杨炯努力扯出一丝微笑,笑得温暖,笑得温柔,仿佛肩上的伤、背上的伤、浑身的伤都不存在。

“小时候看书,”杨炯轻声说,声音有些虚弱,却依然清晰,“书上说,孟婆汤,味香袭人、消渴殊甚,饮后才觉有浑泥一匙许的口感,整体并无单纯甜或苦的定性,更偏向五味杂陈、初香后浊的复合味,听着就不怎么好喝。”

澹台灵官不明所以,只是下意识地死死握紧他的手。

杨炯抬手,轻轻将她脸上的鲜血擦净。

“我这人没什么本事,”杨炯嘴角勾起一抹玩味的笑,“就是人长得还有几分姿色!等咱俩过奈何桥,我出卖点色相,让孟婆她老人家给你那碗里多加些糖,等你慢慢喝完了,我再走!”

杨炯说得轻松,甚至带着几分调侃。

可澹台灵官听了,却浑身一颤。

那颗狂跳的心,忽然就静了下来。

不是回到从前那种死水般的平静,而是一种很奇妙的平静。

仿佛沸腾的岩浆渐渐冷却,化作肥沃的土壤;仿佛狂暴的风暴渐渐停歇,露出湛蓝的天空;仿佛……仿佛十万个春天同时在心中苏醒,百花齐放,绿草如茵。

心湖之上,落叶飘零。

不是一叶,是千叶、万叶,如雨般洒落。

每一片落叶触到湖面,都漾开一圈涟漪。

涟漪扩散,交织,重叠,最后化作温柔的波光。

澹台灵官只觉得一颗心温暖平静,甜蜜非常,那是一种从心底涌出的甜,暖暖的,柔柔的,像春日阳光,像三月微风,像……像眼前这个人笑起来的模样。

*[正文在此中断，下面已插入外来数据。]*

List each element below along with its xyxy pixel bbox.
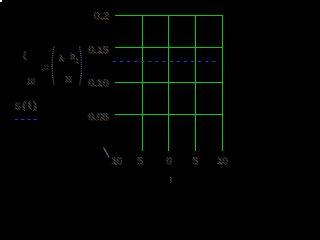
y tick label 0.2 (79, 11, 109, 21)
x tick label 0 (166, 156, 172, 166)
y tick label 0.05 (79, 112, 109, 122)
blue dashed data line (113, 61, 220, 62)
horizontal gridline y=0.2 (115, 15, 222, 16)
formula: denominator small 0 (27, 77, 35, 87)
formula: numerator lambda dot (59, 53, 67, 63)
x tick label 5 (192, 156, 198, 166)
legend dashed line sample (15, 119, 37, 121)
vertical gridline x=-5 (142, 15, 143, 151)
formula: denominator 10 (65, 75, 73, 85)
x axis variable t (170, 176, 173, 186)
y tick label 0.15 (79, 45, 109, 55)
stray diagonal mark below-left of plot (104, 148, 107, 153)
x tick label -10 (111, 156, 122, 166)
x tick label -5 (137, 156, 143, 166)
x tick label 10 (217, 156, 228, 166)
legend label s(t) (15, 99, 39, 111)
white cursor blob top-left (0, 0, 2, 2)
formula: big left paren (0, 0, 244, 188)
formula: numerator b (70, 51, 75, 61)
formula: assignment := (41, 62, 49, 72)
formula: numerator squiggle xi (23, 50, 27, 60)
formula: numerator subscript 1 (75, 57, 79, 67)
horizontal gridline y=0.15 (115, 47, 222, 48)
horizontal gridline y=0.05 (115, 114, 222, 115)
vertical gridline x=10 (right edge) (222, 15, 223, 151)
y tick label 0.1 (79, 78, 109, 88)
vertical gridline x=0 (168, 15, 169, 151)
horizontal gridline y=0.1 (115, 82, 222, 83)
vertical gridline x=5 (195, 15, 196, 151)
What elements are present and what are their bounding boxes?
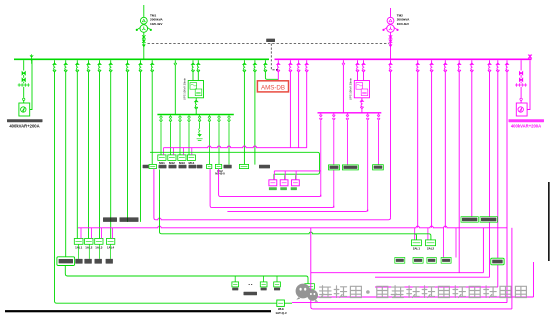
transformer T2 (magenta incomer) [382, 8, 398, 60]
sub-feeder WR-u2 (magenta) [332, 113, 335, 208]
bus 1 (green 0.4kV busbar) [14, 58, 269, 60]
svg-text:M142-0: M142-0 [215, 172, 225, 176]
ring m6 [311, 228, 512, 309]
panel box 1AL2 [85, 239, 93, 250]
route green second-bottom with hanging boxes [65, 266, 308, 284]
svg-text:1AL3: 1AL3 [95, 245, 102, 249]
hanging box H1 [232, 282, 239, 291]
B-box labels [269, 187, 297, 190]
right row spec boxes [395, 258, 451, 264]
breaker QF-R8 feeder (magenta) [458, 60, 461, 273]
breaker QF-R3 feeder (magenta) [305, 60, 308, 148]
breaker QF-R0 feeder to AMS-DB (magenta) [277, 60, 280, 81]
sub-feeder WL-u5 with SPD (green) [197, 115, 203, 141]
hanging row labels [244, 292, 316, 296]
svg-text:400kVAR+200A: 400kVAR+200A [511, 124, 541, 129]
route U3 (magenta) [227, 209, 367, 211]
routing green to B-boxes [150, 152, 320, 180]
cable label WL7 [103, 217, 117, 222]
magenta feed line to ATS row [164, 146, 307, 155]
svg-text:10/0.4kV: 10/0.4kV [150, 22, 163, 26]
svg-text:2000kVA: 2000kVA [397, 18, 410, 22]
AMS-DB distribution box [257, 81, 288, 92]
ring m9 [311, 228, 483, 273]
value label T1: TM1 2000kVA 10/0.4kV [150, 13, 163, 26]
breaker QF-L2 feeder (green) [64, 60, 67, 257]
bus 2 (magenta 0.4kV busbar) [275, 58, 532, 60]
bus 3 (green UPS sub-bus) [157, 114, 233, 116]
UPS U1 label text [183, 78, 187, 100]
ring m12 bottom magenta [292, 302, 507, 304]
panel box 1AL1 [74, 239, 83, 250]
breaker QF-R11 feeder (magenta) [496, 60, 499, 287]
breaker QF-L8 feeder (green) [139, 60, 142, 222]
svg-text:2AL1: 2AL1 [413, 247, 420, 251]
breaker UPS2 input a (magenta) [356, 60, 359, 80]
svg-text:M14: M14 [188, 161, 194, 165]
UPS U2 10kVA 30min (magenta) [354, 81, 369, 98]
breaker QF-L6 feeder (green) [109, 60, 112, 238]
wire UPS1 output [195, 98, 198, 115]
breaker QF-L7 feeder (green) [126, 60, 129, 222]
UPS U2 label text [349, 78, 353, 100]
sub-feeder WR-u5 (magenta) [366, 113, 369, 212]
breaker QF-L4 feeder (green) [87, 60, 90, 238]
route U2 (magenta) [210, 169, 334, 208]
ATS box M14 [187, 155, 195, 165]
dash marks [249, 284, 253, 286]
route U1 (magenta) [219, 169, 321, 197]
ATS box M11 [158, 155, 166, 165]
svg-text:400kVAR+200A: 400kVAR+200A [9, 124, 39, 129]
sub-feeder WR-u1 (magenta) [319, 113, 322, 197]
UPS U1 10kVA 30min (green) [188, 81, 203, 98]
tie line label WM [266, 39, 275, 42]
label blob row2-5 [259, 165, 270, 169]
B-box 2 [280, 180, 288, 186]
ATS box M12 [168, 155, 176, 165]
wire UPS2 output [360, 98, 363, 113]
breaker QF-L5 feeder (green) [98, 60, 101, 238]
B-box 3 [292, 180, 300, 186]
breaker QF-R1 feeder (magenta) [289, 60, 292, 148]
panel box row2-1 [207, 164, 212, 168]
right bordered box [491, 258, 504, 265]
S-row tails [79, 244, 111, 259]
svg-text:UPS 10kVA 30min: UPS 10kVA 30min [349, 78, 353, 100]
sheet border bottom [5, 310, 271, 312]
panel box row2-0 [143, 164, 157, 168]
green label row right [461, 217, 497, 223]
svg-text:2000kVA: 2000kVA [150, 18, 163, 22]
hanging box H2 [260, 282, 267, 291]
bus-tie dropper (dashed) [271, 44, 278, 71]
svg-text:1AL4: 1AL4 [107, 245, 114, 249]
breaker UPS1 input a (green) [191, 60, 194, 80]
routing magenta to B-boxes [274, 171, 321, 180]
value label C1: 400kVAR+200A [7, 119, 43, 128]
value label C2: 400kVAR+200A [509, 119, 545, 128]
sheet border right [548, 182, 550, 261]
ring m13a [375, 276, 490, 278]
sub-feeder WL-u4 (green) [188, 115, 191, 155]
sub-feeder WR-u6 (magenta) [377, 113, 380, 165]
route full-width (magenta) [154, 169, 391, 220]
svg-text:AMS-DB: AMS-DB [261, 84, 285, 91]
bus 4 (magenta UPS sub-bus) [318, 112, 382, 114]
S-row spec blobs [75, 259, 113, 264]
hanging box H4 [305, 284, 315, 293]
panel box 2AL1 [411, 240, 421, 251]
sub-feeder WL-u1 (green) [160, 115, 163, 155]
breaker QF-L14 feeder to AMS-DB (green) [264, 60, 279, 79]
panel box 2AL2 [426, 240, 436, 251]
cable label WL8 [120, 217, 139, 222]
label box P1 [329, 165, 340, 170]
arrow symbol on bus 2 right [528, 54, 532, 59]
breaker QF-L13 feeder (green) [253, 60, 256, 164]
B-box 1 [269, 180, 277, 186]
ATS box M13 [178, 155, 186, 165]
breaker QF-R12 feeder (magenta) [505, 60, 508, 302]
svg-text:1AT-Q-#: 1AT-Q-# [275, 311, 287, 315]
breaker UPS2 input b (magenta) [362, 60, 365, 80]
sub-feeder WL-u7 (green) [218, 115, 221, 165]
wire UPS1 bypass (green) [174, 60, 177, 114]
capacitor bank C2 (magenta, right) [515, 60, 530, 116]
sub-feeder WL-u6 (green) [208, 115, 211, 165]
svg-text:M11: M11 [159, 161, 165, 165]
transformer T1 (green incomer) [136, 5, 152, 60]
sub-feeder WL-u8 (green) [228, 115, 231, 165]
route green bottom-most [55, 72, 293, 304]
breaker QF-R2 feeder (magenta) [297, 60, 300, 148]
routing green cross to right S-row [160, 170, 431, 240]
wire UPS2 bypass (magenta) [342, 60, 345, 113]
PT/arrow symbol on bus 1 left [30, 54, 33, 64]
breaker QF-L1 feeder (green) [53, 60, 56, 301]
svg-text:10/0.4kV: 10/0.4kV [397, 22, 410, 26]
ring m13b [375, 286, 498, 288]
breaker QF-R9 feeder (magenta) [470, 60, 473, 217]
breaker QF-R4 feeder (magenta, under incomer) [389, 60, 392, 217]
panel box row2-4 [239, 164, 248, 168]
panel box 1AL4 [106, 239, 114, 250]
svg-text:2AL2: 2AL2 [427, 247, 434, 251]
row2 label blobs under ATS boxes [159, 165, 203, 169]
breaker QF-L12 feeder (green) [243, 60, 246, 164]
sub-feeder WL-u3 (green) [179, 115, 182, 155]
sub-feeder WL-u2 (green) [169, 115, 172, 155]
svg-text:M12: M12 [169, 161, 175, 165]
capacitor bank C1 (green, left) [18, 60, 32, 116]
label box P2 [342, 165, 358, 170]
magenta feed line to S-row [78, 226, 507, 257]
breaker QF-L9 feeder (green) [151, 60, 154, 164]
emergency lighting box (bordered) [57, 257, 75, 266]
breaker QF-R10 feeder (magenta) [488, 60, 491, 277]
label blob row2-3 [224, 165, 232, 169]
value label T2: TM2 2000kVA 10/0.4kV [397, 13, 410, 26]
breaker QF-R6 feeder (magenta) [430, 60, 433, 228]
breaker QF-R5 feeder (magenta) [416, 60, 419, 228]
breaker QF-R7 feeder (magenta) [444, 60, 447, 228]
box on bottom line [277, 300, 285, 306]
bottom line label [275, 307, 287, 315]
watermark text [320, 286, 527, 298]
ring m13c [311, 262, 534, 297]
svg-text:M13: M13 [179, 161, 185, 165]
breaker UPS1 input b (green) [197, 60, 200, 80]
label M142-0 [215, 169, 225, 176]
panel box row2-2 [215, 164, 221, 168]
panel box 1AL3 [95, 239, 103, 250]
sub-feeder WR-u3 (magenta) [346, 113, 349, 165]
breaker QF-L3 feeder (green) [76, 60, 79, 238]
hanging box H3 [274, 282, 281, 291]
svg-text:UPS 10kVA 30min: UPS 10kVA 30min [183, 78, 187, 100]
label box P3 [373, 165, 384, 170]
watermark icon [296, 284, 319, 302]
tie line (dashed) [148, 43, 390, 45]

澹台灵官怔怔看着杨炯,看着他苍白却依然英俊的脸,看着他染血却依然挺直的脊梁,看着他虚弱却依然温暖的笑容。

半晌,澹台灵官也跟着笑了起来。

这一笑,如冰雪初融,如春花绽放。

她眸中的赤红早已退散,转回深邃的漆黑。

可那漆黑中,此刻却映着漫天星光,映着熊熊火光,映着杨炯一人。

“若无你,”澹台灵官轻声开口,“做甚神仙?”

声既落,目若星日,经天而代明;笑如春秋,错序而复行。

澹台灵官,味发甘胜,情动爱成。